What is the Gray Graph?
Imagine a Rubik’s cube – just for visualisation purposes, we’re not solving it or anything. It’s got 27 cubelets (including the middle). It also has 27 lines of three cubelets parallel to the axes (nine in each direction).
Here comes the graph: represent each of the lines and each of the cubelets by a node in the graph. Two nodes are connected if and only if the cubelet represented by one node lies on the line represented by the other.
Here are two pictures of it:
Since each cubelet lies on three lines (and each line passes through three cubelets), the graph has 81 edges linking the 54 nodes.
Why is it important?
The Gray graph is the smallest possible cubic semi-symmetric graph: any pair of edges can be transformed one into the other, but that’s not true of the nodes – you can’t transform a node representing a line into a node representing a cubelet or vice versa.
I’m not certain why this is significant – but it has a neat picture. Gray apparently thought similarly; she thought it a curiosity and didn’t bother to publish it. It was studied by Bouwer in the 1970s and found to answer some questions about symmetries.
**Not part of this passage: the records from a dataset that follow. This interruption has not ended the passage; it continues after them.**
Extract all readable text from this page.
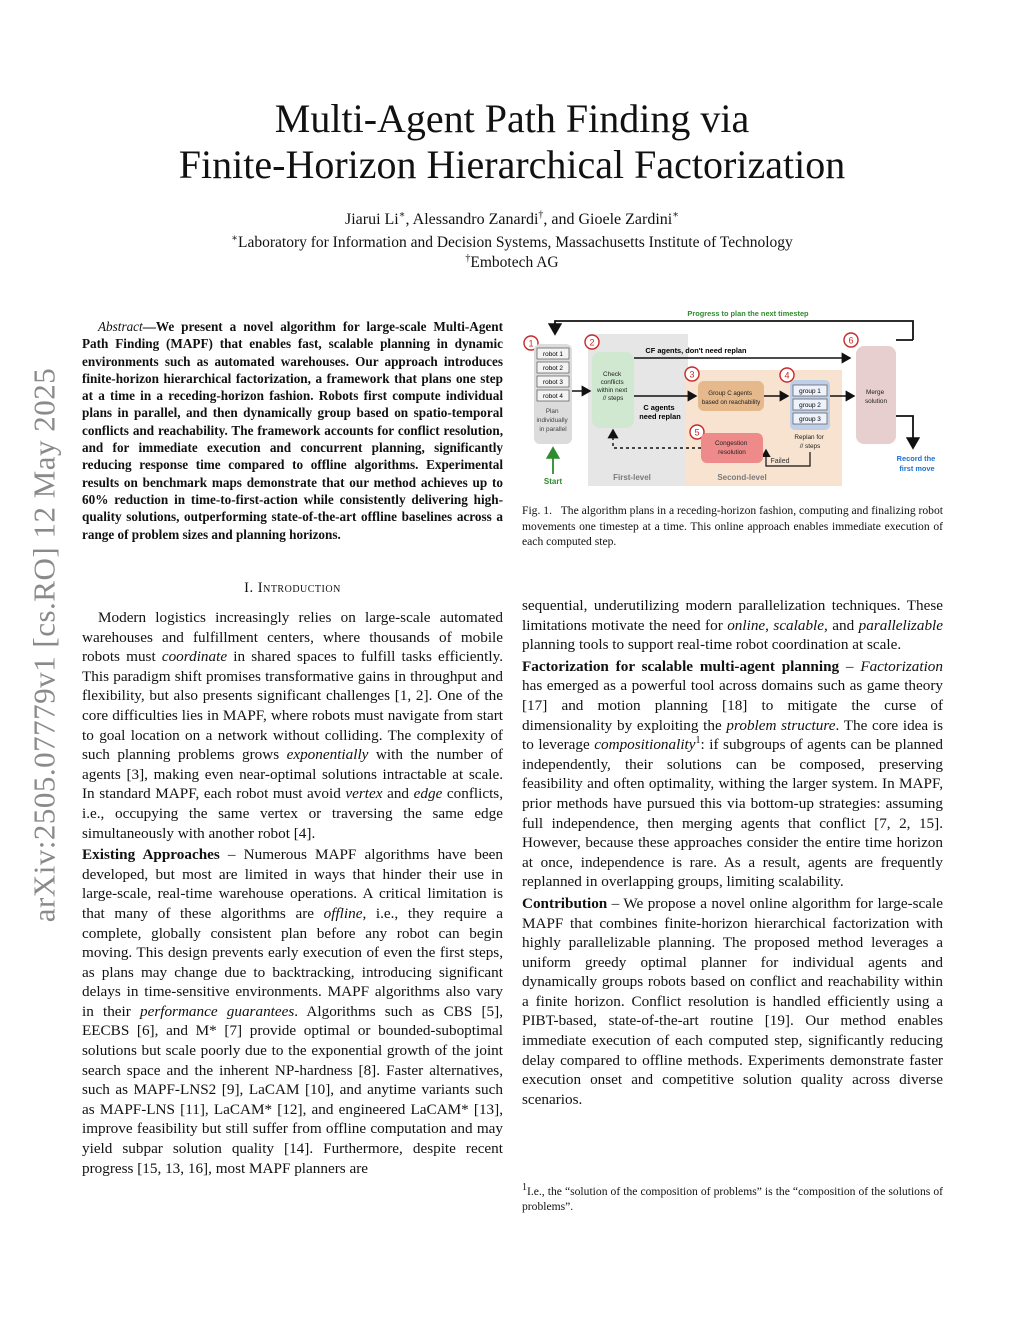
arXiv:2505.07779v1 [cs.RO] 12 May 2025
Multi-Agent Path Finding via
Finite-Horizon Hierarchical Factorization
Jiarui Li∗, Alessandro Zanardi†, and Gioele Zardini∗
∗Laboratory for Information and Decision Systems, Massachusetts Institute of Technology
†Embotech AG

Abstract—We present a novel algorithm for large-scale Multi-Agent Path Finding (MAPF) that enables fast, scalable planning in dynamic environments such as automated warehouses. Our approach introduces finite-horizon hierarchical factorization, a framework that plans one step at a time in a receding-horizon fashion. Robots first compute individual plans in parallel, and then dynamically group based on spatio-temporal conflicts and reachability. The framework accounts for conflict resolution, and for immediate execution and concurrent planning, significantly reducing response time compared to offline algorithms. Experimental results on benchmark maps demonstrate that our method achieves up to 60% reduction in time-to-first-action while consistently delivering high-quality solutions, outperforming state-of-the-art offline baselines across a range of problem sizes and planning horizons.

I. Introduction

Modern logistics increasingly relies on large-scale automated warehouses and fulfillment centers, where thousands of mobile robots must coordinate in shared spaces to fulfill tasks efficiently. This paradigm shift promises transformative gains in throughput and flexibility, but also presents significant challenges [1, 2]. One of the core difficulties lies in MAPF, where robots must navigate from start to goal location on a network without colliding. The complexity of such planning problems grows exponentially with the number of agents [3], making even near-optimal solutions intractable at scale. In standard MAPF, each robot must avoid vertex and edge conflicts, i.e., occupying the same vertex or traversing the same edge simultaneously with another robot [4].

Existing Approaches – Numerous MAPF algorithms have been developed, but most are limited in ways that hinder their use in large-scale, real-time warehouse operations. A critical limitation is that many of these algorithms are offline, i.e., they require a complete, globally consistent plan before any robot can begin moving. This design prevents early execution of even the first steps, as plans may change due to backtracking, introducing significant delays in time-sensitive environments. MAPF algorithms also vary in their performance guarantees. Algorithms such as CBS [5], EECBS [6], and M* [7] provide optimal or bounded-suboptimal solutions but scale poorly due to the exponential growth of the joint search space and the inherent NP-hardness [8]. Faster alternatives, such as MAPF-LNS2 [9], LaCAM [10], and anytime variants such as MAPF-LNS [11], LaCAM* [12], and engineered LaCAM* [13], improve feasibility but still suffer from offline computation and may yield subpar solution quality [14]. Furthermore, despite recent progress [15, 13, 16], most MAPF planners are

Progress to plan the next timestep
First-level	Second-level
1	2
3	4
5
6
robot 1
robot 2
robot 3
robot 4
Plan individually in parallel
Start
Check conflicts within next // steps
CF agents, don't need replan
C agents need replan
Group C agents based on reachability
group 1
group 2
group 3
Replan for // steps
Failed
Congestion resolution
Merge solution
Record the first move
Fig. 1. The algorithm plans in a receding-horizon fashion, computing and finalizing robot movements one timestep at a time. This online approach enables immediate execution of each computed step.

sequential, underutilizing modern parallelization techniques. These limitations motivate the need for online, scalable, and parallelizable planning tools to support real-time robot coordination at scale.

Factorization for scalable multi-agent planning – Factorization has emerged as a powerful tool across domains such as game theory [17] and motion planning [18] to mitigate the curse of dimensionality by exploiting the problem structure. The core idea is to leverage compositionality$^1$: if subgroups of agents can be planned independently, their solutions can be composed, preserving feasibility and often optimality, withing the larger system. In MAPF, prior methods have pursued this via bottom-up strategies: assuming full independence, then merging agents that conflict [7, 2, 15]. However, because these approaches consider the entire time horizon at once, independence is rare. As a result, agents are frequently replanned in overlapping groups, limiting scalability.

Contribution – We propose a novel online algorithm for large-scale MAPF that combines finite-horizon hierarchical factorization with highly parallelizable planning. The proposed method leverages a uniform greedy optimal planner for individual agents and dynamically groups robots based on conflict and reachability within a finite horizon. Conflict resolution is handled efficiently using a PIBT-based, state-of-the-art routine [19]. Our method enables immediate execution of each computed step, significantly reducing delay compared to offline methods. Experiments demonstrate faster execution onset and competitive solution quality across diverse scenarios.

$^1$I.e., the “solution of the composition of problems” is the “composition of the solutions of problems”.
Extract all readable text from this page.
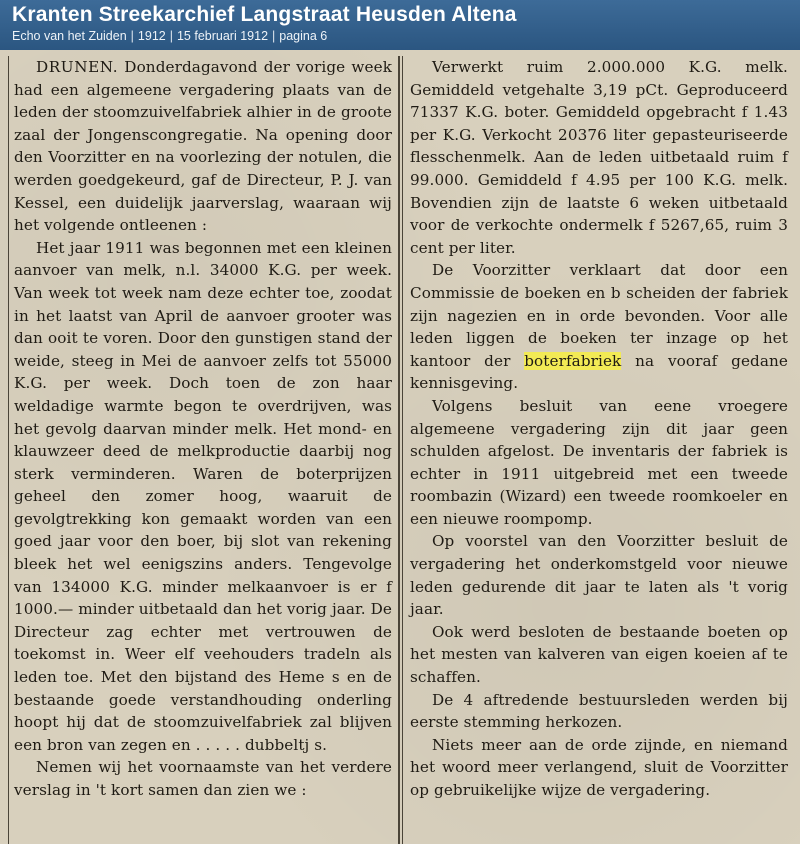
Kranten Streekarchief Langstraat Heusden Altena
Echo van het Zuiden | 1912 | 15 februari 1912 | pagina 6

DRUNEN. Donderdagavond der vorige week had een algemeene vergadering plaats van de leden der stoomzuivelfabriek alhier in de groote zaal der Jongenscongregatie. Na opening door den Voorzitter en na voorlezing der notulen, die werden goedgekeurd, gaf de Directeur, P. J. van Kessel, een duidelijk jaarverslag, waaraan wij het volgende ontleenen :

Het jaar 1911 was begonnen met een kleinen aanvoer van melk, n.l. 34000 K.G. per week. Van week tot week nam deze echter toe, zoodat in het laatst van April de aanvoer grooter was dan ooit te voren. Door den gunstigen stand der weide, steeg in Mei de aanvoer zelfs tot 55000 K.G. per week. Doch toen de zon haar weldadige warmte begon te overdrijven, was het gevolg daarvan minder melk. Het mond- en klauwzeer deed de melkproductie daarbij nog sterk verminderen. Waren de boterprijzen geheel den zomer hoog, waaruit de gevolgtrekking kon gemaakt worden van een goed jaar voor den boer, bij slot van rekening bleek het wel eenigszins anders. Tengevolge van 134000 K.G. minder melkaanvoer is er f 1000.— minder uitbetaald dan het vorig jaar. De Directeur zag echter met vertrouwen de toekomst in. Weer elf veehouders tradeln als leden toe. Met den bijstand des Heme s en de bestaande goede verstandhouding onderling hoopt hij dat de stoomzuivelfabriek zal blijven een bron van zegen en . . . . . dubbeltj s.

Nemen wij het voornaamste van het verdere verslag in 't kort samen dan zien we :

Verwerkt ruim 2.000.000 K.G. melk. Gemiddeld vetgehalte 3,19 pCt. Geproduceerd 71337 K.G. boter. Gemiddeld opgebracht f 1.43 per K.G. Verkocht 20376 liter gepasteuriseerde flesschenmelk. Aan de leden uitbetaald ruim f 99.000. Gemiddeld f 4.95 per 100 K.G. melk. Bovendien zijn de laatste 6 weken uitbetaald voor de verkochte ondermelk f 5267,65, ruim 3 cent per liter.

De Voorzitter verklaart dat door een Commissie de boeken en b scheiden der fabriek zijn nagezien en in orde bevonden. Voor alle leden liggen de boeken ter inzage op het kantoor der boterfabriek na vooraf gedane kennisgeving.

Volgens besluit van eene vroegere algemeene vergadering zijn dit jaar geen schulden afgelost. De inventaris der fabriek is echter in 1911 uitgebreid met een tweede roombazin (Wizard) een tweede roomkoeler en een nieuwe roompomp.

Op voorstel van den Voorzitter besluit de vergadering het onderkomstgeld voor nieuwe leden gedurende dit jaar te laten als 't vorig jaar.

Ook werd besloten de bestaande boeten op het mesten van kalveren van eigen koeien af te schaffen.

De 4 aftredende bestuursleden werden bij eerste stemming herkozen.

Niets meer aan de orde zijnde, en niemand het woord meer verlangend, sluit de Voorzitter op gebruikelijke wijze de vergadering.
Who was Marion Cameron Gray?
Marion Gray was born in Ayr, Scotland in 1902 and studied mathematics and natural philosophy at Edinburgh, graduating with a first-class degree. In the 1920s, she gained her PhD at Bryn Mawr College, Pennsylvania.
In 1930, she joined AT&T as an engineer, where she came up with the Gray graph in 1932. From 1934 until her retirement, she worked at Bell Labs, and served on all sorts of committees (including the one responsible for the goldmine Handbook of Mathematical Functions).
Gray died in Edinburgh, Scotland in 1977.